Varenicline ( Champix ) is an aid to smoking cessation; it was launched in the United Kingdom ( UK ) in December, 2006.
Varenicline is a partial agonist at the nicotinic alpha4beta2 receptor.

15 000-20 000 patients have used Varenicline since its launch.
Up to 26 September, 2007 the MHRA had received 839 reports of suspected adverse drug reactions in relation to the use of Varenicline.
Most of these reports were of well-recognised adverse drug reactions for this medicine, such as: nausea 183, headache 82, vomiting 67, abnormal dreams 52, dizziness 49, fatigue 37, insomnia 34, somnolence 21.
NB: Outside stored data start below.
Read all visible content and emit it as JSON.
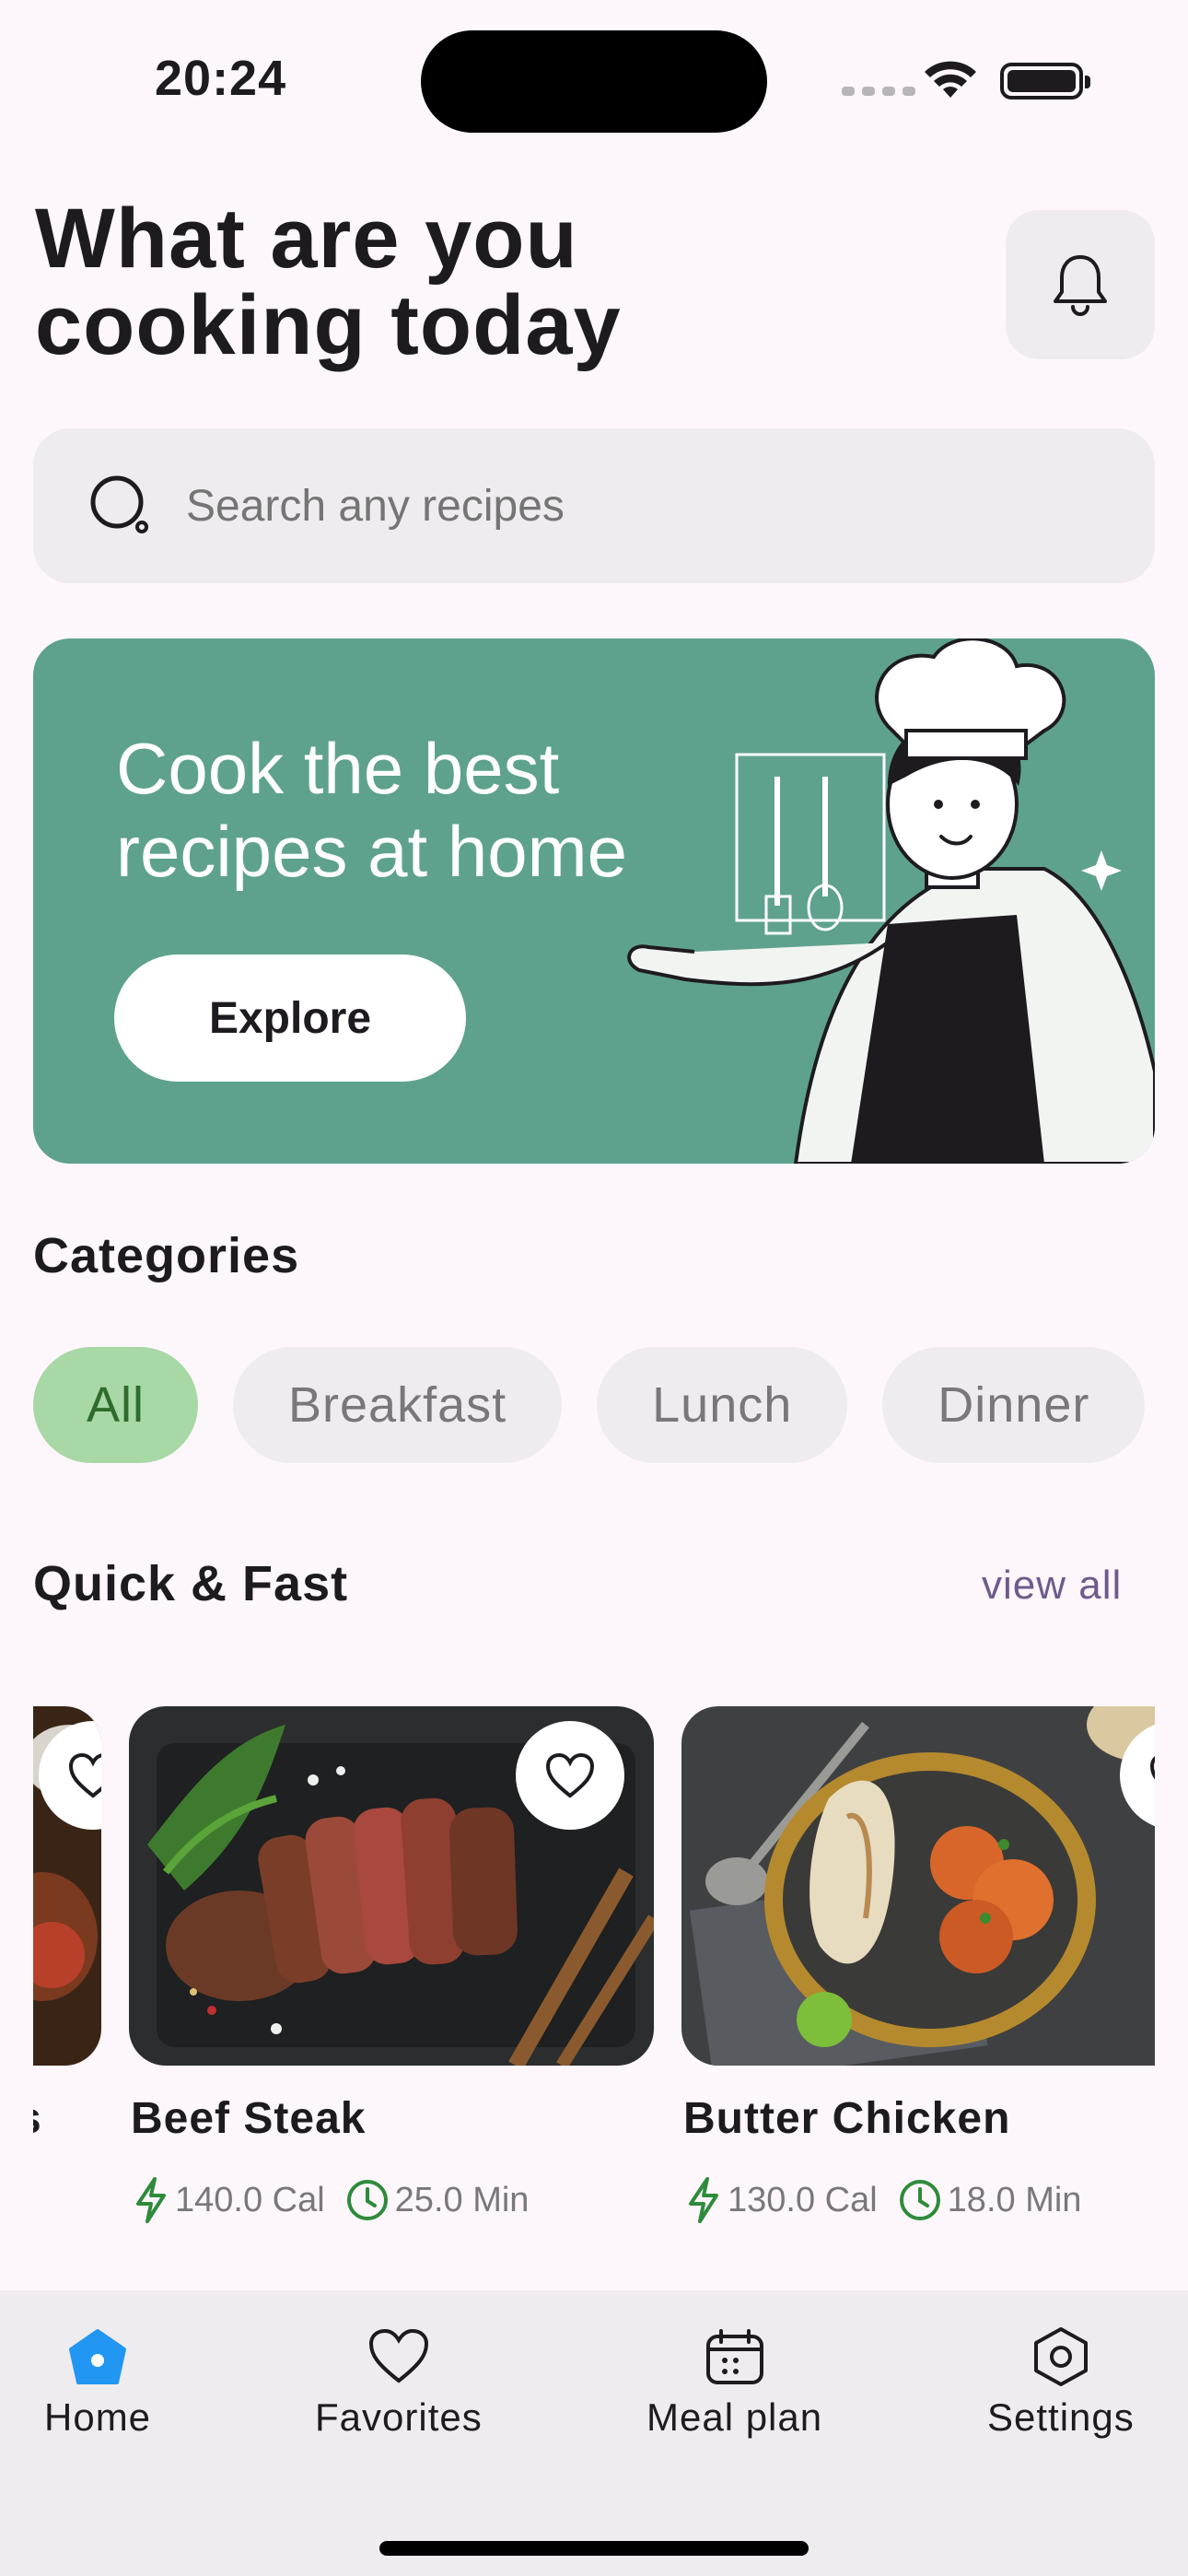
{
  "status_bar": {
    "time": "20:24"
  },
  "header": {
    "title": "What are you cooking today"
  },
  "search": {
    "placeholder": "Search any recipes"
  },
  "banner": {
    "headline": "Cook the best recipes at home",
    "button_label": "Explore"
  },
  "categories": {
    "title": "Categories",
    "items": [
      {
        "label": "All",
        "selected": true
      },
      {
        "label": "Breakfast",
        "selected": false
      },
      {
        "label": "Lunch",
        "selected": false
      },
      {
        "label": "Dinner",
        "selected": false
      }
    ]
  },
  "quick": {
    "title": "Quick & Fast",
    "view_all": "view all",
    "partial_card_name": "s",
    "cards": [
      {
        "name": "Beef Steak",
        "calories": "140.0 Cal",
        "time": "25.0 Min"
      },
      {
        "name": "Butter Chicken",
        "calories": "130.0 Cal",
        "time": "18.0 Min"
      }
    ]
  },
  "nav": {
    "items": [
      {
        "label": "Home",
        "icon": "home-icon",
        "active": true
      },
      {
        "label": "Favorites",
        "icon": "heart-icon",
        "active": false
      },
      {
        "label": "Meal plan",
        "icon": "calendar-icon",
        "active": false
      },
      {
        "label": "Settings",
        "icon": "settings-icon",
        "active": false
      }
    ]
  },
  "colors": {
    "background": "#FDF7FC",
    "banner": "#5EA28D",
    "chip_active": "#A8D8A6",
    "accent_green": "#2E8B3A",
    "nav_active": "#2196F3"
  }
}
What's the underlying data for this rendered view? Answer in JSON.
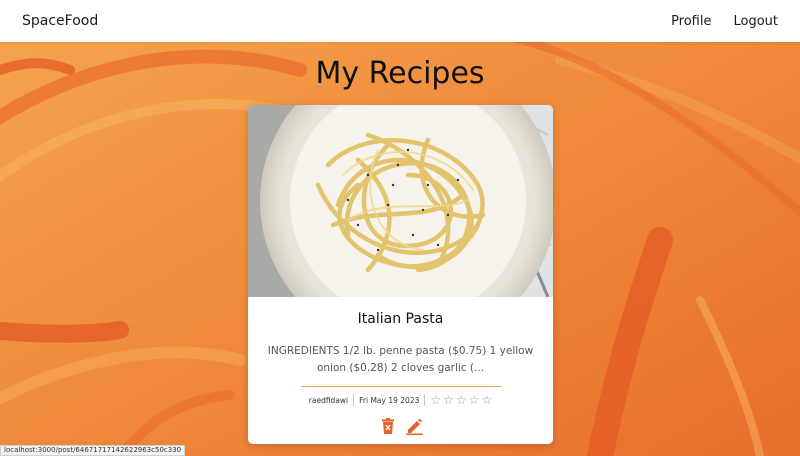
{
  "nav": {
    "brand": "SpaceFood",
    "links": [
      "Profile",
      "Logout"
    ]
  },
  "page": {
    "title": "My Recipes"
  },
  "recipes": [
    {
      "title": "Italian Pasta",
      "description": "INGREDIENTS 1/2 lb. penne pasta ($0.75) 1 yellow onion ($0.28) 2 cloves garlic (...",
      "author": "raedfidawi",
      "date": "Fri May 19 2023",
      "rating": 0,
      "rating_max": 5,
      "image_icon": "pasta-photo",
      "actions": [
        "trash-icon",
        "pencil-icon"
      ]
    }
  ],
  "status_bar": {
    "url": "localhost:3000/post/64671717142622963c50c330"
  },
  "colors": {
    "background": "#f08a3a",
    "accent": "#e8612c",
    "card": "#ffffff",
    "divider": "#f0a04a"
  }
}
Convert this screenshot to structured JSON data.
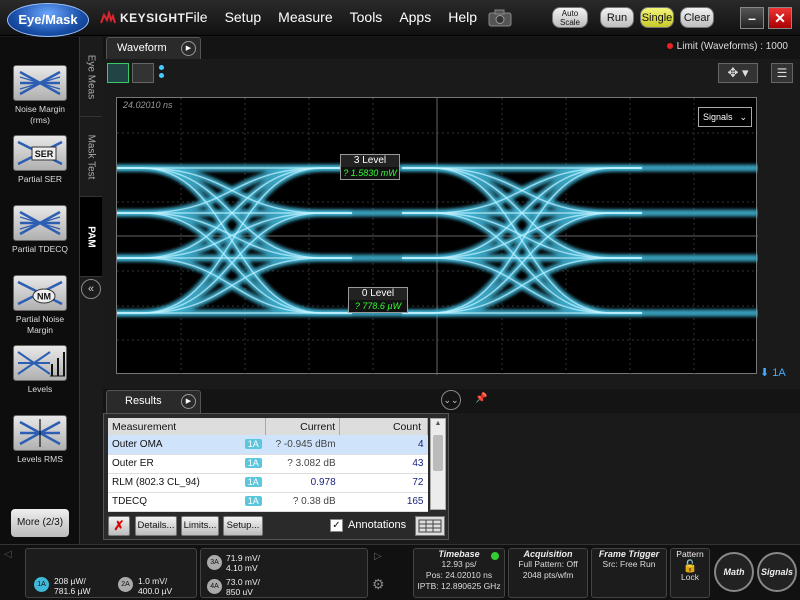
{
  "app": {
    "mode_button": "Eye/Mask",
    "brand": "KEYSIGHT",
    "menu": [
      "File",
      "Setup",
      "Measure",
      "Tools",
      "Apps",
      "Help"
    ],
    "buttons": {
      "autoscale_line1": "Auto",
      "autoscale_line2": "Scale",
      "run": "Run",
      "single": "Single",
      "clear": "Clear"
    }
  },
  "left_palette": {
    "tools": [
      {
        "label": "Noise Margin (rms)",
        "icon": "noise-margin-icon"
      },
      {
        "label": "Partial SER",
        "icon": "partial-ser-icon",
        "badge": "SER"
      },
      {
        "label": "Partial TDECQ",
        "icon": "partial-tdecq-icon"
      },
      {
        "label": "Partial Noise Margin",
        "icon": "partial-noise-margin-icon",
        "badge": "NM"
      },
      {
        "label": "Levels",
        "icon": "levels-icon"
      },
      {
        "label": "Levels RMS",
        "icon": "levels-rms-icon"
      }
    ],
    "more_button": "More (2/3)",
    "vertical_tabs": [
      "Eye Meas",
      "Mask Test",
      "PAM"
    ]
  },
  "waveform": {
    "tab": "Waveform",
    "limit_text": "Limit (Waveforms) : 1000",
    "timestamp": "24.02010 ns",
    "signals_dropdown": "Signals",
    "levels": [
      {
        "title": "3 Level",
        "value": "? 1.5830 mW"
      },
      {
        "title": "0 Level",
        "value": "? 778.6 µW"
      }
    ],
    "channel_marker": "1A"
  },
  "results": {
    "tab": "Results",
    "columns": [
      "Measurement",
      "Current",
      "Count"
    ],
    "rows": [
      {
        "name": "Outer OMA",
        "channel": "1A",
        "current": "? -0.945 dBm",
        "count": "4"
      },
      {
        "name": "Outer ER",
        "channel": "1A",
        "current": "? 3.082 dB",
        "count": "43"
      },
      {
        "name": "RLM (802.3 CL_94)",
        "channel": "1A",
        "current": "0.978",
        "count": "72"
      },
      {
        "name": "TDECQ",
        "channel": "1A",
        "current": "? 0.38 dB",
        "count": "165"
      }
    ],
    "buttons": {
      "delete": "✗",
      "details": "Details...",
      "limits": "Limits...",
      "setup": "Setup..."
    },
    "annotations_label": "Annotations"
  },
  "bottom": {
    "channel_1a": {
      "badge": "1A",
      "line1": "208 µW/",
      "line2": "781.6 µW"
    },
    "channel_2a": {
      "badge": "2A",
      "line1": "1.0 mV/",
      "line2": "400.0 µV"
    },
    "channel_3a": {
      "badge": "3A",
      "line1": "71.9 mV/",
      "line2": "4.10 mV"
    },
    "channel_4a": {
      "badge": "4A",
      "line1": "73.0 mV/",
      "line2": "850 uV"
    },
    "timebase": {
      "title": "Timebase",
      "line1": "12.93 ps/",
      "line2": "Pos: 24.02010 ns",
      "line3": "IPTB: 12.890625 GHz"
    },
    "acquisition": {
      "title": "Acquisition",
      "line1": "Full Pattern: Off",
      "line2": "2048 pts/wfm"
    },
    "frame_trigger": {
      "title": "Frame Trigger",
      "line1": "Src: Free Run"
    },
    "pattern": {
      "title": "Pattern",
      "line1": "Lock"
    },
    "math_button": "Math",
    "signals_button": "Signals"
  }
}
Possible effects on driving

Healthcare professionals and patients should be aware of the possible effects of Varenicline on driving.
The Summary of Product Characteristics ( SPC ) advises that patients should not drive until they know whether Varenicline affects their driving ability; a similar warning is in the Patient Information Leaflet.

Psychiatric illness

The MHRA has received 46 reports of depression associated with the use of Varenicline, generally in patients with a previous psychiatric history, and 6 reports of suicidal ideation.

The MHRA is monitoring closely the issue of suicidality in patients taking Varenicline.
Of note: stopping smoking, with or without medication, may exacerbate an underlying psychiatric condition.

The SPC for varenicline advises particular care in patients with a previous history of psychiatric illness, and states that patients should be advised accordingly.

Effects on drug metabolism

Healthcare professionals should be aware that stopping smoking, with or without medication, may affect the metabolism of some drugs, for which dose adjustment may be essential ( eg, Insulin, Theophylline, and Warfarin ).